H.Sena Kural: Sanat için belgesel yapmıyorum

Sanat için belgesel yapmıyorum
Giriş Tarihi: 4.3.2015 14:31 Son Güncelleme: 20.3.2015 15:55
H.Sena Kural SAYI:11Mart 2015
Çekim yaptığım insanları kameranın soğuk yüzüyle baş başa bırakmıyorum. Onları seviyorum, sohbet ediyorum, beraber ağlıyorum, onlarla zaman geçiriyorum. Kendisini mazlum olanların yanındayken güçlü hisseden bir isim Tülay Gökçimen. Sohbetimiz sırasında onu belgeselci olmaktan çok daha öteye taşıyan bazı amaçlarını konuştuk. "Sanat için belgesel yapmıyorum" ifadesi aslında bütün hikâyesini özetler nitelikte.

Gerçekleri olduğu gibi göstermek, tam da istediği ve yapmaya çalıştığı şey aslında. Bu nedenle de bir yönetmen olarak film değil, belgesel çekmeyi tercih etmiş. Kurmaca olana uzak kalmış. Hep gerçekleri ve bu gerçeklerin içindeki acıları insanlara ulaştırmak istemiş.

"Ben hep savaş muhabiri olmak istemişimdir. Çocukluğumda elimde mikrofonla savaş bölgelerinden bildiren gazeteci oyunları oynardım kendi kendime. Benim için ulaşılması en zor olan şey bir fotoğraf makinasıydı. Daktiloyu çok severdim, yazarken tık tık diye çıkan o seslere hayrandım. 28 Şubat sürecinde üniversite sınavına girdim, çok da iyi bir puan aldım. Hayallerime kavuşmama çok az kalmışken başörtümüzle okula giremeyeceğimizi gördük. Belki yasak kalkar, bu zulme insanlar sessiz kalmaz ve birkaç yılda çözülür diye umut ediyordum. Fakat öyle olmadı… Yıllarca İslami hassasiyeti olan kanal ve gazetelere muhabir olabilmek için başvurdum. Hiç kimse kabul etmedi, başörtümle çalışamayacağımı söylediler. Ama ben hiç yılmadım. Başörtümle çalışabileceğim ama para alamayacağım yerlerde kendimi geliştirdim. Habercilik değil ama televizyonculuk alanında buldum kendimi bir anda. Yıllarca çalıştıktan sonra belgeseli keşfettim."
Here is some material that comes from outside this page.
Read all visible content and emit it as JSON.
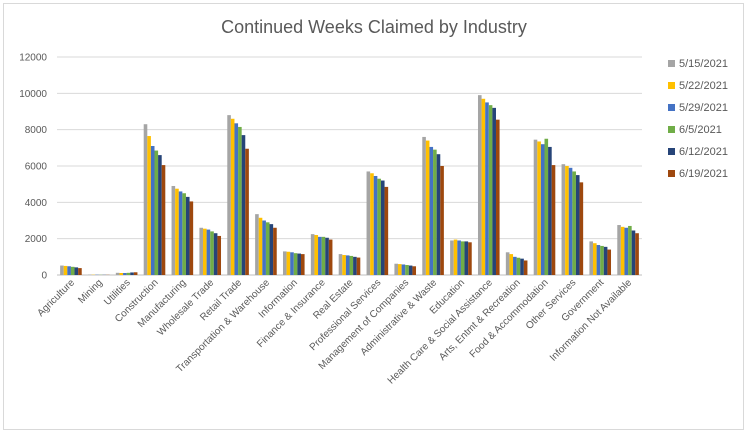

İlk belgeseli olan Camın Ateşle Dansı'nın ardından Metin Yüksel belgeseli, Filistinli mültecileri anlattığı Bitmeyen Gün Sürgün ve sonrasında imam hatip liselerinin kurucusu Mahmut Celalettin Ökten belgeseli gelmiş. Suriye'de iç savaşın başlamasının ardından son üç belgeseli Suriye üzerine olmuş. Haykırış, Suriye Zindanlarında 24 Saat ve şimdilerde gösterimleri devam eden Savaşın Çocukları

Genç yaşında çeşitli imkânsızlıklara rağmen tüm çabalarıyla birçok belgesele imza atmış olan Gökçimen'e "Mücadelenizde yaşadıklarınızın sizi pes edip bırakmaya ittiği zamanlar oldu mu?" diye sorduğumda ise aldığım şu cevap bir kez daha bu mesleği sadece bir meslek olarak görmediğini ve yaptığı işe yüreğinden bağlı olduğunu gösterdi: "Ben hiç pes etmedim. Kırıldığım çok zaman oldu ama hiç pes etmedim. Pes etsem 28 Şubat sürecinde pes ederdim ama haksızlığı asla kabul edemem. Çoğu kez insanlara kızdım, 'neden böyleler?' diye sorup durdum kendime ama yaşadığım hiçbir hayal kırıklığı bir şeyler yapmama engel olmadı. Bunları imtihan olarak gördüm ve dua ederek yoluma devam ettim."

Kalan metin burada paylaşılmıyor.